ANDRÉ: Yes of course. The availability to feed themselves and to create the opportunity to take a risk by being vulnerable. Because the job of the clown is based often on improvisation, and improvisation is an important possibility for the actor in clown work to maintain contact and connection with the audience.
What is something that has struck you in work with the students so far?
ANDRÉ: They surprise me because when I work with students at the Accademia dell’Arte they are always very ready and open. They succeed in connecting some aspects that are important in the work: the connection, the availability to play and live in the work and the craziness and madness of the work.They are able to both live in the work and understand it. This is a skill that is hard to have. It’s difficult to have the balance between the action and the understanding. They succeed in doing this.
What is your favorite thing about working and living at Villa Godiola?

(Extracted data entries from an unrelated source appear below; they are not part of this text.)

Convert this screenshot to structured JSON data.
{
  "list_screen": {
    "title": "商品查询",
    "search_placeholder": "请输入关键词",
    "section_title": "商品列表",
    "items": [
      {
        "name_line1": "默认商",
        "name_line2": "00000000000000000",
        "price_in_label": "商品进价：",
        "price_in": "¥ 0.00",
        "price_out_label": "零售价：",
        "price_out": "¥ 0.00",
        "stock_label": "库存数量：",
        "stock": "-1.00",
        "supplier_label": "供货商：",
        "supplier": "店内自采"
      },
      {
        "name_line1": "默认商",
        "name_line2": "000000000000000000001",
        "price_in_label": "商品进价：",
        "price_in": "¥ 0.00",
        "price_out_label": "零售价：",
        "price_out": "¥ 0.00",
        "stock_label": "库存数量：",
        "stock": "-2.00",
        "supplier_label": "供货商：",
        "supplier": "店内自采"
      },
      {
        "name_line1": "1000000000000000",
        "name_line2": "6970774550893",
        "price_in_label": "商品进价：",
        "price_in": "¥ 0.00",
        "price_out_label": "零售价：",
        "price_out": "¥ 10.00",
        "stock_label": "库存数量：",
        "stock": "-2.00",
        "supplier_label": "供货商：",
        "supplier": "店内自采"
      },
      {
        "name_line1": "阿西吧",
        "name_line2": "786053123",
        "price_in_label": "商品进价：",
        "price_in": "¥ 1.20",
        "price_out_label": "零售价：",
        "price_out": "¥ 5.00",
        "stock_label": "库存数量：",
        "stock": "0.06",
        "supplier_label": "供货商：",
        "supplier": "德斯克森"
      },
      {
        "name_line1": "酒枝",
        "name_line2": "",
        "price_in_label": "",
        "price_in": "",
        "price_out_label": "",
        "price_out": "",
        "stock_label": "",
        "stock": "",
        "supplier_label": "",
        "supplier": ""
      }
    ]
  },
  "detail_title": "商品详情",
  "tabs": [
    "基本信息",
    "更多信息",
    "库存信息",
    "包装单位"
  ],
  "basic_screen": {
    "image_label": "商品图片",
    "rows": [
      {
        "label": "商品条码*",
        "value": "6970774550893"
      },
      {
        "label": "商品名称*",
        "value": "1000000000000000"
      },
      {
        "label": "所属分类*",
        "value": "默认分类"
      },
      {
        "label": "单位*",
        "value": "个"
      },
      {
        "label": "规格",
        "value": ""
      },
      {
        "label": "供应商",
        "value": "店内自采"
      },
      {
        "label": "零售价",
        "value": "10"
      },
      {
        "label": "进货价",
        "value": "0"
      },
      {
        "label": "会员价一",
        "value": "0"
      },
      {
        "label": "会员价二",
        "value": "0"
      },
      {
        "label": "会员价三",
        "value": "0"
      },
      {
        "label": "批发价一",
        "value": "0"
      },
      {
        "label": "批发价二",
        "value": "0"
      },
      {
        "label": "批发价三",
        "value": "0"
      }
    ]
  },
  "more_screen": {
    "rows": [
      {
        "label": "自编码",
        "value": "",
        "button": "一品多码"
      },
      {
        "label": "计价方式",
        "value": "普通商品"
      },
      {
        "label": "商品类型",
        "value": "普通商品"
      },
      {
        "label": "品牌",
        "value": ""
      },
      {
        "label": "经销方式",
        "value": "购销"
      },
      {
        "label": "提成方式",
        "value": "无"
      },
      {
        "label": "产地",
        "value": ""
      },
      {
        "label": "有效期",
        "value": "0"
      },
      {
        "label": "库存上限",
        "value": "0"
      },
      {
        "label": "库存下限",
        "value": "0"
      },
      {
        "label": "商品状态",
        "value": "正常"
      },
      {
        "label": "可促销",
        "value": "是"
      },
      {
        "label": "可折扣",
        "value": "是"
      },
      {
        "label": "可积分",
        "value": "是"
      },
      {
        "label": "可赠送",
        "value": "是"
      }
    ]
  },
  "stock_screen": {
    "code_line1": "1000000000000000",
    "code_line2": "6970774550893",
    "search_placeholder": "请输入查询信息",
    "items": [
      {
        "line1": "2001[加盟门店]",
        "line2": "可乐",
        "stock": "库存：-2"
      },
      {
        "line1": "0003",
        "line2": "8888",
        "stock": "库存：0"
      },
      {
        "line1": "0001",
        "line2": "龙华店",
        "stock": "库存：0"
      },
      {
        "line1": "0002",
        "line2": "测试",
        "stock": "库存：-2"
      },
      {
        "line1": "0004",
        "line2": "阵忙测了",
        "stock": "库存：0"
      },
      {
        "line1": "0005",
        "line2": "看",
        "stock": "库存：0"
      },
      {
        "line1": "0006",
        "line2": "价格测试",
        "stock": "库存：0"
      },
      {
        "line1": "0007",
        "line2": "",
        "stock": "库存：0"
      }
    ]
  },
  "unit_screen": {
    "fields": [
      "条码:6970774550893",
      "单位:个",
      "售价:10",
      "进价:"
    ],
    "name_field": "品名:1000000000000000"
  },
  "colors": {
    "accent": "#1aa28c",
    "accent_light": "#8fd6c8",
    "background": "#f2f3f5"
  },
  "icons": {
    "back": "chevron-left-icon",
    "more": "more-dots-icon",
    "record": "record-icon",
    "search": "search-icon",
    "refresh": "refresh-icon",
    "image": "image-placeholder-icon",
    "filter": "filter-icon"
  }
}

ANDRÉ: At the level of work I believe that I feel a natural connection. I feel that the other teachers and I are naturally all working in the same direction. It feels cohesive. I also like the structure of the Accademia because it has a careful attention to the students without coddling or protecting them, but it creates an ideal atmosphere to provoke and guide the students to a high level of work. I personally find myself getting along really well with everyone here.
What will you be working on when you leave us this summer? What is your next project? Is the work you’re doing here at the ADA related to that? Will it help to prepare you?
ANDRÉ: I often times leave a master class of work like this leave with the work still affecting me, the students stimulate me it’s not just that they take from me but they give to me. It’s not just that I give my knowledge and then I leave and I brush the work off. After this I will go to Bologna to teach in another school with Italian students and I will bring from here the desire, the need that the American students have to work hard and at a high level. I will keep with me this need to be fed that I experienced with the students here. I hope to stimulate the italian students to feed on the knowledge in the same way.
Federica, what was it like for you to perform your show, Zona Franca for the community?
FEDERICA: It’s beautiful to perform a show and to come out of the intensive work for a moment. To work not just as clown but to create like we created this show. This is also a great possibility for the students to see the work that they’re doing in class in another way.